Day 7 (time changed at midnight)

Wake up – 7:00 a.m.

Nap – 12:30

Bedtime – 7:00

Of course this can be adapted to meet your family’s needs!! Just because it is a gradual change doesn’t mean it will go perfectly smooth either. Stick to sleep routines, use light to help with the hormones, and remember our internal body rhythms sometimes take some time to adapt.

4. Meet in the middle

If the above is too slow moving or if you have a child that goes to bed at the same time every night no matter what time they woke in the morning or what time their nap is then the gradual swing may not work the best at night. Again, you can still do it to get a good morning wake up and nap time but keep in mind naturally the bedtime may take longer to adjust.

This option is basically meeting in the middle, or at the 30 minute mark! You won’t be shifting back to your original times but you also won’t be sticking to the later day shift either.

If your little one wakes at 7 a.m. then after the time change wake them at 7:30 a.m. and this will be your new schedule wake up time.

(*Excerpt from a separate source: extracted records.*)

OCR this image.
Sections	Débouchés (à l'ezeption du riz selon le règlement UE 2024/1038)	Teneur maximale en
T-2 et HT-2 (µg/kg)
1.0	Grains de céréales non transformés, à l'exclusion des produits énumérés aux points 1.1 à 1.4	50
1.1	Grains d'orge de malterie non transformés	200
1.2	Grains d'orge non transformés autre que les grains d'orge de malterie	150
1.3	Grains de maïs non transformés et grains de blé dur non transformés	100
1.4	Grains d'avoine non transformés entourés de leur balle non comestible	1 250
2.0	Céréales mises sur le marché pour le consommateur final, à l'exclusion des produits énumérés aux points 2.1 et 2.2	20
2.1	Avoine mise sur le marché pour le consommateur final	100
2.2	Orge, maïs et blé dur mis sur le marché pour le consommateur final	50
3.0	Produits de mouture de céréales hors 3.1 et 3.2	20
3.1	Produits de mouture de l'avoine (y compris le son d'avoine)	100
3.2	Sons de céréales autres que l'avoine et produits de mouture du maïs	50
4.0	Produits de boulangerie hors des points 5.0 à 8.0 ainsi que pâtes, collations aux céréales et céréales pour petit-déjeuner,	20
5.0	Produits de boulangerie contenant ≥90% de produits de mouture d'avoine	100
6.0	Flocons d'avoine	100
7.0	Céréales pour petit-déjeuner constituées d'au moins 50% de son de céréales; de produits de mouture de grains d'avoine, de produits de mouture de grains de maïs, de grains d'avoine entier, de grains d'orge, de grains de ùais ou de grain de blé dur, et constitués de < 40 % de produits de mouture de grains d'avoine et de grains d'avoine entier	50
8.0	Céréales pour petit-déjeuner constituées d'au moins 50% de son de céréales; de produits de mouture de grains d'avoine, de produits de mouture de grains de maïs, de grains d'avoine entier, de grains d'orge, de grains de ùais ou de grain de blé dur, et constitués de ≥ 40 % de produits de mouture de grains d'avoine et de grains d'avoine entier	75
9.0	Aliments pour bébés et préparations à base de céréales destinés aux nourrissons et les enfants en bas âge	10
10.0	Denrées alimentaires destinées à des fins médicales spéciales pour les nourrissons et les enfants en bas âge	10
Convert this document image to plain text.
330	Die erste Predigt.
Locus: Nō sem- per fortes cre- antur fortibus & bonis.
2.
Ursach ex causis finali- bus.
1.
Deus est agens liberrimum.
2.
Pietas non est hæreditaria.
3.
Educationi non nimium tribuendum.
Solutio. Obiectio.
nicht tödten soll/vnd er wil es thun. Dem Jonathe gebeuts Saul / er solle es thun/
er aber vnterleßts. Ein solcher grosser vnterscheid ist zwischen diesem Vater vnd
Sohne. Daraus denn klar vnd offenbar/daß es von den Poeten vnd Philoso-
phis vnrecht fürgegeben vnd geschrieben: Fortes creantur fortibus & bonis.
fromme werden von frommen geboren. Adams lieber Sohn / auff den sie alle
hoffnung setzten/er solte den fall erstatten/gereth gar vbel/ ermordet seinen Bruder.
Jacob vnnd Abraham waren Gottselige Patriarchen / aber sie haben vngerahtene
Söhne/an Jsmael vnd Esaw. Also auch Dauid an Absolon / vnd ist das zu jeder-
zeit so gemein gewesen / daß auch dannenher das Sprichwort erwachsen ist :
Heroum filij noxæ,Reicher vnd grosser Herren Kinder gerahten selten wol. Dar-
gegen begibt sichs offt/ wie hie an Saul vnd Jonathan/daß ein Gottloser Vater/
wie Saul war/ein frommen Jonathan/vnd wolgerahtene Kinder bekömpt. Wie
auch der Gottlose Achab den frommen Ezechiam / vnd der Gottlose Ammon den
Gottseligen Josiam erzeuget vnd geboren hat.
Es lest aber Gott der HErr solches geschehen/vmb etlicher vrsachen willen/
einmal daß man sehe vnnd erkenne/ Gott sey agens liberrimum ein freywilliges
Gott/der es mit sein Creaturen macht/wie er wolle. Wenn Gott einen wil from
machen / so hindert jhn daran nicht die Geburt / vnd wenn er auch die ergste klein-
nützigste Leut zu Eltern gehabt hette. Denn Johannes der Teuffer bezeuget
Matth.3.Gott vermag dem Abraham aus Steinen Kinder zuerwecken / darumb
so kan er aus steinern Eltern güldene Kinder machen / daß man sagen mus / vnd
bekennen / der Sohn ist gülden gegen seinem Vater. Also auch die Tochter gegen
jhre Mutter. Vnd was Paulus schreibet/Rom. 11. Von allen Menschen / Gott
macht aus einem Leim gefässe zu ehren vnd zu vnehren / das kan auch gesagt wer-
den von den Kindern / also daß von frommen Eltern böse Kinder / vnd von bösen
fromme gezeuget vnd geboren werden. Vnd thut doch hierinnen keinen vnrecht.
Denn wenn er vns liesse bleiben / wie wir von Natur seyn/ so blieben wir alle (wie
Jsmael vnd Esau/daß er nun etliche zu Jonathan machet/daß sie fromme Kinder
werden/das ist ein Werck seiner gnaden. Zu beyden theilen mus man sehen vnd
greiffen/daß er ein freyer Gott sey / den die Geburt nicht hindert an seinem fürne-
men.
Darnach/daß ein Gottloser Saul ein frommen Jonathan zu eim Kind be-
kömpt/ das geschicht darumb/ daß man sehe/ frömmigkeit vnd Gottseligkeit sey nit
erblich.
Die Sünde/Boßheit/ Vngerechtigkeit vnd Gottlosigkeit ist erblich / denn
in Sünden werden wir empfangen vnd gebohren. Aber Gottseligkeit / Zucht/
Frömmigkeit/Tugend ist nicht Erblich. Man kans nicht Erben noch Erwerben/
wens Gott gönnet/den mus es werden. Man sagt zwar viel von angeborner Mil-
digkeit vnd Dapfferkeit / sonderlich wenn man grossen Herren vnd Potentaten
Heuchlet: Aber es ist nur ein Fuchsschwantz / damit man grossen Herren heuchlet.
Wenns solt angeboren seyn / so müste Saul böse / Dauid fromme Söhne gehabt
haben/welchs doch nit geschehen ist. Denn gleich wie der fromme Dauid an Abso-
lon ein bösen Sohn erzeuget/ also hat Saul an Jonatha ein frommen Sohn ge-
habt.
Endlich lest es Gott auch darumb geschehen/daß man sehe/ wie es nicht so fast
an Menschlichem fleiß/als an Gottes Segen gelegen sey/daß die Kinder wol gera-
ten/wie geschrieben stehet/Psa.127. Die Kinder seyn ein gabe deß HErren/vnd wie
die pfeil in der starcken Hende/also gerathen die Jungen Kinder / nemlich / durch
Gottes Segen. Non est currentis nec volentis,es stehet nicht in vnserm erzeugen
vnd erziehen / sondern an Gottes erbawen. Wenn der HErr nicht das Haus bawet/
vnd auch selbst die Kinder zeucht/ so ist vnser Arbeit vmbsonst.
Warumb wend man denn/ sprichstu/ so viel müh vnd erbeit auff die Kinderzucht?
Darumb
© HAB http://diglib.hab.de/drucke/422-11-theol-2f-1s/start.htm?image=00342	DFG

Adjust the rest of your daily schedule as well such as meals and naps. This way if you have a little one who likes to stick with the same bedtime each night you aren’t shifting a whole hour but instead just the 30 minutes.

Patience is key with any time change. It doesn’t matter what method you choose as none of them are guaranteed to give you a perfectly smooth transition. Be patient and flexible and just remember that this too shall pass! Look on the bright side…it’s almost summer!